The Sinister Horror Movie Review: Land of the Dead
As begun with the first movie in the series Night of the Living Dead there's a Zombie Apocalypse that has overtaken the world (at least the United States; it is NEVER mentioned in any of the movies that this is a world wide epidemic, but one would assume it is, else all those nasty countries with their Weapons of Mass Destruction would surely have found a way to take advantage of the downfall of our capitalist system.) and there's a walled in city named Fiddler's Green where the rich live in palatial skyscrapers and the not-so-well-off make do on the streets. Beyond these walls, the Dead wait for any chance of invading this new paradise and it finally comes in the form of a Zombie that is at least on an intelligence level with Bub from the last installment. Big Daddy, he's called, and something snaps inside him when a force comprised of merc's invade dead domain with a war machine called The Dead Reckoning to raid the stores outside the gates for supplies. Big D has a sort of rapport with the other dead and after becoming enraged with the invaders, leads his undead comrades in an assault on Fiddler's Green.

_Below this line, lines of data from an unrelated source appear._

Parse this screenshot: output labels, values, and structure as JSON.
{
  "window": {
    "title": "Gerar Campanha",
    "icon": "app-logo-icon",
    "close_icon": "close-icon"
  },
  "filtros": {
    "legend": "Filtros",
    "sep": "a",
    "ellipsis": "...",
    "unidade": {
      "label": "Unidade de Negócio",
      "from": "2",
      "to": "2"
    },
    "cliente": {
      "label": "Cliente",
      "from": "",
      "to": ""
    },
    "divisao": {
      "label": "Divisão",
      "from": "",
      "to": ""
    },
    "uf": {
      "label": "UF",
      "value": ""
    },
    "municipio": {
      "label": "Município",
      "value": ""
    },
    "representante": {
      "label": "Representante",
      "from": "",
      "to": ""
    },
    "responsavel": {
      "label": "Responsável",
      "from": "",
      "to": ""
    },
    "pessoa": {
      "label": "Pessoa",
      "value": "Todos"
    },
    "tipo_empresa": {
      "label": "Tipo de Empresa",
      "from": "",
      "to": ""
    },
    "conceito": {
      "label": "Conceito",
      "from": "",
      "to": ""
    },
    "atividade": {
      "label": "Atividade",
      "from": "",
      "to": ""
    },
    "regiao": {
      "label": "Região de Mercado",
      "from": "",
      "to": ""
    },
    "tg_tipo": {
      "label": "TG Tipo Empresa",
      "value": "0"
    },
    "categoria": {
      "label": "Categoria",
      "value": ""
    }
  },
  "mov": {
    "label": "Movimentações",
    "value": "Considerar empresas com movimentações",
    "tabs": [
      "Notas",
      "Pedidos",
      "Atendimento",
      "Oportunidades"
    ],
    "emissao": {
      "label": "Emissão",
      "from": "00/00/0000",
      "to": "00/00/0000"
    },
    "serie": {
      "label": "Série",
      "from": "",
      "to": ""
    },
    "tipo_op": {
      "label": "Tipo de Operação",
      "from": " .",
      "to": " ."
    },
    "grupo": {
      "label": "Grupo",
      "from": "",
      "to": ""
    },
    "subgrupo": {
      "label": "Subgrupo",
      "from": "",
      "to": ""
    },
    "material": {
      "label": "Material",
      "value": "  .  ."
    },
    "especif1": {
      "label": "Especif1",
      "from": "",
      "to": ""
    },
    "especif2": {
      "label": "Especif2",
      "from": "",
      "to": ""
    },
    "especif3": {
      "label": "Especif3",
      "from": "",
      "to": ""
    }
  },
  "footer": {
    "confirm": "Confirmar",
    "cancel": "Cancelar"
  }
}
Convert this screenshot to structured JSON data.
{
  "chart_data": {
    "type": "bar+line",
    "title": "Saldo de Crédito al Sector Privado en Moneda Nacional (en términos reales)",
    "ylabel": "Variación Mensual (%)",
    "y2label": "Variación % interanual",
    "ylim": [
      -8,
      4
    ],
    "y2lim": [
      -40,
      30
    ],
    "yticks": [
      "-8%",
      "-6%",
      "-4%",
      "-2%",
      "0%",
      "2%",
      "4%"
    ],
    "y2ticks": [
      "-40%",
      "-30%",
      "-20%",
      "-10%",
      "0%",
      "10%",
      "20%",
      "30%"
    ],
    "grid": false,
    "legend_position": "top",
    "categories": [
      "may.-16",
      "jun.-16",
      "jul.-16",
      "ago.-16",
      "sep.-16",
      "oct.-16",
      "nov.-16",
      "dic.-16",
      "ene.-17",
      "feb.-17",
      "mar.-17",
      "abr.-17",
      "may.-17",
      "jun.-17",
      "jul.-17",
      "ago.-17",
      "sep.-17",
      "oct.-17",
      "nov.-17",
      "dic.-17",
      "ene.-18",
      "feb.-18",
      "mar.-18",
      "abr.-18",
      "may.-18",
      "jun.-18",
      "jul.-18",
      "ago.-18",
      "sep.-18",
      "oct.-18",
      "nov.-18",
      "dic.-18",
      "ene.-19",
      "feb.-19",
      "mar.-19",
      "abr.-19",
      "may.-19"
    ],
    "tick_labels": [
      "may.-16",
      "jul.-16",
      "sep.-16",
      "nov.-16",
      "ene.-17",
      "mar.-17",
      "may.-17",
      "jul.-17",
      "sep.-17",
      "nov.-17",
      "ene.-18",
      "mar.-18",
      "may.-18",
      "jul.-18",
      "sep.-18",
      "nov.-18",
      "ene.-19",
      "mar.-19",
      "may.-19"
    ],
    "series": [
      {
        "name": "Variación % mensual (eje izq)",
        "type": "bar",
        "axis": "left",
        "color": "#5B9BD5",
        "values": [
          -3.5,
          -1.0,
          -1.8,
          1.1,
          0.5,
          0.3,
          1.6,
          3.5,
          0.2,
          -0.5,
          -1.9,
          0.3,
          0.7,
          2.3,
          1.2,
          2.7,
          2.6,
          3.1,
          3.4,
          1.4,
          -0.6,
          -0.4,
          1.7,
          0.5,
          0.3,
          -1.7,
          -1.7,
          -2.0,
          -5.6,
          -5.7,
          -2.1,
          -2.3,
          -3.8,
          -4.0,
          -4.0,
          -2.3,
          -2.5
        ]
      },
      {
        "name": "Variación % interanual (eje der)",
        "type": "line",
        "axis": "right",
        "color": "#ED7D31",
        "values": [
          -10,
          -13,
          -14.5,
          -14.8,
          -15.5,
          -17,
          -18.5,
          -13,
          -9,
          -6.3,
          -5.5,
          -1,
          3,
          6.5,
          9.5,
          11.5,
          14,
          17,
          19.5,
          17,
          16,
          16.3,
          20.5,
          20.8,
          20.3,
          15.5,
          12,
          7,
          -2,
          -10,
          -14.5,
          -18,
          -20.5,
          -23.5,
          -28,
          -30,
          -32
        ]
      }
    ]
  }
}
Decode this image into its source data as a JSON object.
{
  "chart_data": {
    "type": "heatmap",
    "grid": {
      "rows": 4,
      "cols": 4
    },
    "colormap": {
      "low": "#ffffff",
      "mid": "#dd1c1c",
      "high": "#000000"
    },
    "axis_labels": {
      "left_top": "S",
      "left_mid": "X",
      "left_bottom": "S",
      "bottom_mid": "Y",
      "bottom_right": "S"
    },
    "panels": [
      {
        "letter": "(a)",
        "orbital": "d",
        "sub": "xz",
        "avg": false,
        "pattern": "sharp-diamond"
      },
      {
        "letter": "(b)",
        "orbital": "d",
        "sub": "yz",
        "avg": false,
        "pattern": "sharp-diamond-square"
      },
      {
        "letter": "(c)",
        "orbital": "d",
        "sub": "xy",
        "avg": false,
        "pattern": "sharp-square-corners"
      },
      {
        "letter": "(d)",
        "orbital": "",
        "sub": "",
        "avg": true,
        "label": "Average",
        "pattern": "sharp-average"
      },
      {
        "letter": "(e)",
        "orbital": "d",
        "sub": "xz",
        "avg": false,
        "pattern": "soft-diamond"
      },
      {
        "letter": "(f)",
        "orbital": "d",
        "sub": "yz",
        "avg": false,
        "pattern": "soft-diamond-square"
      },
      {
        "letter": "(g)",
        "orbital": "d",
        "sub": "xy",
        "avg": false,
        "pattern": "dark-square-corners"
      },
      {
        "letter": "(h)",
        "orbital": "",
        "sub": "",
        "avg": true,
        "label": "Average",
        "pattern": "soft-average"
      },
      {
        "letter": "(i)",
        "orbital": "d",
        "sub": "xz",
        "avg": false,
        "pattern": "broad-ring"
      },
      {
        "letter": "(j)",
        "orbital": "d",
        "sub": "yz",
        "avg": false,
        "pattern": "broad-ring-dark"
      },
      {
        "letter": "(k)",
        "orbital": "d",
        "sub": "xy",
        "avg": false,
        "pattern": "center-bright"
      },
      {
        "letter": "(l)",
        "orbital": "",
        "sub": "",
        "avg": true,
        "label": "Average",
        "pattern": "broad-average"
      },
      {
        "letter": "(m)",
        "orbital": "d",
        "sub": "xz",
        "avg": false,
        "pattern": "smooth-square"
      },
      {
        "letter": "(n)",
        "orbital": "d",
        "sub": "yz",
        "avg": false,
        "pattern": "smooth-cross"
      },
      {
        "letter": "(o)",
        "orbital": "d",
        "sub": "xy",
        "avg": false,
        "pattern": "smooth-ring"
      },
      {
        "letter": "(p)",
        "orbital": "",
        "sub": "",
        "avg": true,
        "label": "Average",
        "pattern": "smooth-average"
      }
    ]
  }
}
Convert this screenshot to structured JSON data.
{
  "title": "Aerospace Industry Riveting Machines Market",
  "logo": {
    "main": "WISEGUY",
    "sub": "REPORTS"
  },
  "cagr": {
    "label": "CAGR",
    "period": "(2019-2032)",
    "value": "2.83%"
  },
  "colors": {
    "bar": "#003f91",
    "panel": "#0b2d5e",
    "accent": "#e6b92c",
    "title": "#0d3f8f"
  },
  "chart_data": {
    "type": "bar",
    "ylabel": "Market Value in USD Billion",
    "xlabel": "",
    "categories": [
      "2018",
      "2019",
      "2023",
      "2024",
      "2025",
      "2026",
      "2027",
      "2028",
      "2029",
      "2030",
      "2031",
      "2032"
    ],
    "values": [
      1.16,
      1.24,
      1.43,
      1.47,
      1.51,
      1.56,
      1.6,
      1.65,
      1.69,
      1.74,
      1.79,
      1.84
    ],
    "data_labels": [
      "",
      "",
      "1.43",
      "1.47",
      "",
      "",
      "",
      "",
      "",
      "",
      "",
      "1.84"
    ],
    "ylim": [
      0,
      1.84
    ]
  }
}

Meanwhile, Cholo (John Leguizamo) who has been secretly working for the city's big wig Kaufman (Dennis Hopper) doing his dirty work only to have his "boss" turn on him decides to steal The Dead Reckoning and hold Fiddlers Green for a ransom of 5 million dollars. Cholo's leader of the mercenaries, Riley (Simon Baker) along with the only good thing to come from Dario Argento, his daughter Asia, is sent by the despotic Kaufman to retrieve The Dead Reckoning and bring it back. Riley has plans of his own for the machine, and they aren't in Kaufman's best interest; couple that with a rampaging army of Zombies and you have all the ingredients for utter mayhem.
It was good to see another "Dead" film from the master of the genre, George Romero, once again, but in all fairness, this wasn't what we all hoped for. During this movie something seemed to be missing for me and I was scratching the brain to figure out just exactly what that was, then after about mid-way of the film I had it: Every single one of the characters had little to no characterization to them. When someone was offed you weren't thinking, "Why the fuck did they do that?! He/ she was my favorite character!" Hopper, though playing the type of character he portrays best looked as if he were just waiting around looking for someone to read him his next line. Leguizamo was the only one whose character was somewhat established, but not so anymore than some of the minor players in Romero's former entries into the Zombie film. Don't get me wrong, I liked the film, but I believe Land of the Dead suffered an overage of characters and so little development that I had very little sympathy for the resident's of Fiddlers Green's populace. In "Night," "Dawn" and "Day" there were at least a few of them you could connect and relate to, but not so in "Land." You know a film is in trouble when the standout character can't utter a single line of dialogue and the supposed lead makes illogical decisions and says stupid things. When you see this movie, nothing makes this last I've written more clear than the last few scenes when The Dead Reckoning has the Undead at a clear, decisive Checkmate.
Overall, there were some pretty fair gore effects, but nothing by the bucket full and a cool cameo by Tom Savini reprising his role as "Blades" but in another light, and Shaun of the Dead geniuses, Simon Pegg and Edgar Wright as "Photo Booth Zombies."
An okay film and made better in some ways by the definite advance in special effects this time around. If you're looking for something that's comparable to the first three films, then I guess you'll have to wait to see if they let George do another, because this one just sort of falls flat. See it in matinee if you go to see it in the theater, because I just don't believe it's worth the full price of admission. I'll get it when it comes out, sure but much like Blade: Trinity or Alien 3, it's mainly to complete a collection. Not bad, but a disappointment when compared to G.A.R's first three films in the series and Zack Snyder's modern classic re-telling of Dawn of the Dead.
Rating: 3 (Just barely) out of 5 possible stars.